In the Karelia region, years of logging has reduced the size of the old-growth forest by 90 per cent. With other areas of virgin forest in Russia being increasingly logged, such as the Arkhangelsk region, and World Trade Organization membership likely, ecologists such as Alexander Markovsky fear that the environmental damage is just beginning. “In taiga old-growth forests around 25,000 types of species survive. In secondary forests there are far fewer. Old-growth forests also play a climatic role. Carbon is stored in the soil. When logging comes, the soil is disturbed and the carbon escapes.”

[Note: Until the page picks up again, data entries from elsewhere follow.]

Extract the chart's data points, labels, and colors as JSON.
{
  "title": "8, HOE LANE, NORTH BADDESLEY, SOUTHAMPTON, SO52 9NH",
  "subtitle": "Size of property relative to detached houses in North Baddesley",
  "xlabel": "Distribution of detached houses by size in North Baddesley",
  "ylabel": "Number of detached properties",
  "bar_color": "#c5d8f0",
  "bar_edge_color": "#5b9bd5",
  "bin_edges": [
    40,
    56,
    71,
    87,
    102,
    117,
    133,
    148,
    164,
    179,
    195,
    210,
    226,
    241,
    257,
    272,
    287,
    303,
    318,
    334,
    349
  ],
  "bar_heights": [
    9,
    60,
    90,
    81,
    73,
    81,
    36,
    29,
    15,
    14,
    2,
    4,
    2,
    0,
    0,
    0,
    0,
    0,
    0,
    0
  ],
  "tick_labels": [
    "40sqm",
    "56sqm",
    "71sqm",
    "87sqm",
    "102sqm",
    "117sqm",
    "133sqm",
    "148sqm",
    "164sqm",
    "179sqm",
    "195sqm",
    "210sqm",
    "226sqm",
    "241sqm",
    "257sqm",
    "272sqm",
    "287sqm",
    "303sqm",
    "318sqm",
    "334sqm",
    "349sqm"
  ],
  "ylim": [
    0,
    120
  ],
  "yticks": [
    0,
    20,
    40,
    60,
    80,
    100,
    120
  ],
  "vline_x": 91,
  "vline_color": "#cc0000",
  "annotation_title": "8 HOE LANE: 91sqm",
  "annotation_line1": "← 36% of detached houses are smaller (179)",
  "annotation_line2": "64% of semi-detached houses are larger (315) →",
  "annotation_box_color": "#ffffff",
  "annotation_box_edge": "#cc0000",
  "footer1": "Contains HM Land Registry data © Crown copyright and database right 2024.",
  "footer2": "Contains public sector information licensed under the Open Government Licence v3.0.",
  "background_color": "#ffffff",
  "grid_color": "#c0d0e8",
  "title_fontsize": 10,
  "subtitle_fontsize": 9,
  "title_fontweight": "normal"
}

The Swedish company, by some estimates, is the third largest consumer of wood after Home Depot and Lowe’s. With 60 per cent of its products containing some form of wood, Ikea has been using the slogan “We Love Wood” for many years, and placing details of its environmental record on the walls of its stores, opening itself up to a greater level of scrutiny in the process. Sustainability improvements have been made over the past decade through improved packaging and transportation policies, and by refining and strengthening IWay, the company’s code of conduct, which specifies environmental and social requirements for sourcing and distributing products. The recent focus on sustainable cotton has been thorough and encouraging. Yet with Ikea using just 16 per cent FSC-certified wood in its manufacturing, which itself is being called into question as sustainable, the sustainable sourcing of wood is certain to remain an ongoing struggle for the resource-intensive company.